We recently wrote about our redoubled efforts, together with the Jerusalem Foundation and other partners, to help grassroots activists in fighting racism and promoting tolerance in Jerusalem. And believe it or not, just a week after our second meeting for activists, one of these initiatives has already been successfully launched – 0202. 0202 is a brand-new Facebook page that translates Arabic-language news items about East Jerusalem into Hebrew. It seeks to give Hebrew-speakers a peek into everyday life in East Jerusalem, through the eyes of the Palestinian residents.

In less than a day, the page garnered over 1,000 likes! Three weeks later, we celebrated 2020 likes to 0202….

How did the page come about? During the summer months and into the fall, when the situation in East Jerusalem was particularly volatile, it seemed to many activists that the lack of knowledge and understanding of East Jerusalem  is an important obstacle to tolerance. Here and there, there were efforts to translate important news items from different major East Jerusalem pages, and the very positive feedback showed that this is indeed a real need.

In mid-November, Michal Shilor, one of the activists, suggested starting such a page. It took a few months, and with a bit of help from us and many others, she managed to create an activist-based mini-news-agency that emphasizes the re-humanization of East Jerusalem Palestinians. It is very hard to make such a dream come true, and it is harder to maintain it afterwards, and we are there with this committed group to help.

In the few days since it’s been up, 0202 has covered a wide range of subjects – from reports of police activity in Issawiya to activities at the Palestinian Heritage Museum to the filming of new television programs.

In fact, 0202 becomes fast an important source for main-stream press, as can be seen in April 7, 2015 Haaretz citation: “This Sharia decision (that was first published in hebrew on 0202 Facebook page)…” .

Haaretz Newspaper - citation of Page 0202

Haaretz Newspaper – citation of Page 0202

We wish all those involved in 0202 the best of luck, and look forward to further posts.

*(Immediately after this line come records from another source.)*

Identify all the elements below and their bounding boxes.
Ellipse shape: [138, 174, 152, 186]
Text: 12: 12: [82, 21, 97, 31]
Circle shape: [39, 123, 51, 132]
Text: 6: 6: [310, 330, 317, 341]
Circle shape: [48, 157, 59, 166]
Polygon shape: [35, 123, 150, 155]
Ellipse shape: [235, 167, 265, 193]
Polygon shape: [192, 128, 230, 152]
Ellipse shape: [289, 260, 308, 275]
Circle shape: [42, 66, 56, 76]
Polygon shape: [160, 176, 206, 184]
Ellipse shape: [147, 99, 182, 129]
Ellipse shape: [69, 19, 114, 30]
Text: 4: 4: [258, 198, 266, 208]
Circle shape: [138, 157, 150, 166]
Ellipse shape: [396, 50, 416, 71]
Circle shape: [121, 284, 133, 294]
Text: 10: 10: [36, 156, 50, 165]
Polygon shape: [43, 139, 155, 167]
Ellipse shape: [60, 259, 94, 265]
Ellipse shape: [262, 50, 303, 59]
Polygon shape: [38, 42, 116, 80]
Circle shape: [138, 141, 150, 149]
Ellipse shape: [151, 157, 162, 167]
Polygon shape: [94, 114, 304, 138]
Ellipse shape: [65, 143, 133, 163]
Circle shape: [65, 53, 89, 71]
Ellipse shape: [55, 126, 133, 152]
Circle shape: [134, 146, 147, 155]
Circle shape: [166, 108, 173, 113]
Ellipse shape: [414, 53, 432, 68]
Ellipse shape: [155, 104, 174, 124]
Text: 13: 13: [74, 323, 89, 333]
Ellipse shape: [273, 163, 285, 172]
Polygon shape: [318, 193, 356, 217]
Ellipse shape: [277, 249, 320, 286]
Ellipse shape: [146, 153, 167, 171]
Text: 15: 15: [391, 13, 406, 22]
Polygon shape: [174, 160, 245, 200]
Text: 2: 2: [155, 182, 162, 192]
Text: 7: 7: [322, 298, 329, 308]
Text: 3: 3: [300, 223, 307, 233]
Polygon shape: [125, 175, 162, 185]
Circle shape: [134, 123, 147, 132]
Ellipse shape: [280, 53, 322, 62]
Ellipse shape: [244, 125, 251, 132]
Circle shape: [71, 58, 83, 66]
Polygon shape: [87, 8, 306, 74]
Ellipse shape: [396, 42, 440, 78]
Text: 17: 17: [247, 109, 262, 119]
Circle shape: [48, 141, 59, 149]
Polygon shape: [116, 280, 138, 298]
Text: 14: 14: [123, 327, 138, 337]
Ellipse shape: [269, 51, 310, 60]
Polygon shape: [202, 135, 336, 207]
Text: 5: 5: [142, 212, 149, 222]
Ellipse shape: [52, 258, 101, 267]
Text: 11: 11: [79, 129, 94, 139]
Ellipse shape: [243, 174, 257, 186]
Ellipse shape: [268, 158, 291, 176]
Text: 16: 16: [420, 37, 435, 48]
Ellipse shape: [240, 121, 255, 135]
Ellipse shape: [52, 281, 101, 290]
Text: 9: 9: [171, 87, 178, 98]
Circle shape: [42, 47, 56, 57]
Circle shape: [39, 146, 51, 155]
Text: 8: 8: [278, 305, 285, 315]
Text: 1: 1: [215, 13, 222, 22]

Happy Passover – Happy Easter – JICC Information Sheets from the Cultural Competency Desk

Pesach Kasher ve’Sameach and Happy Easter! May you never need medical care, but if you do, in Israel, we at the Jerusalem Intercultural Center (JICC) are making sure that medical staff at hospitals as well as other health care frameworks are aware of your Jewish, Christian or Muslim holidays . Since 2013 we have been writing one-page information sheets on different customs and traditions of a wide range of religious and cultural holidays (and wrote about it here and here) and have continued to refine and expand their scope.  Today this includes not only the “major” holidays of the three Abrahamic religions, such as Yom Kippur, Passover, Christmas, Easter, Ramadan, Eid el-Adha, but also holidays celebrated by particular cultural groups, such as Sigd for Jews of Ethiopian origin, and Novi Gud, celebrated by residents from the former Soviet Union, and Eid a-Nabi SNabi Shu’ayb for the Druze. In all, there are over 20 information sheets that were written or revised in the past year. Here is the full list, in Hebrew.

Nabi Shu'ayb Druze Holiday Sheet

Nabi Shu’ayb Druze Holiday Sheet

These information sheets have a huge audience. They are distributed on a national level, not only to clinics, hospitals and other health care institutions, but they are also adapted and sent to welfare agencies and organizations as well. We see this as one more step in increasing understanding and opening communication lines of communications between the widely diverse populations in Jerusalem and Israel.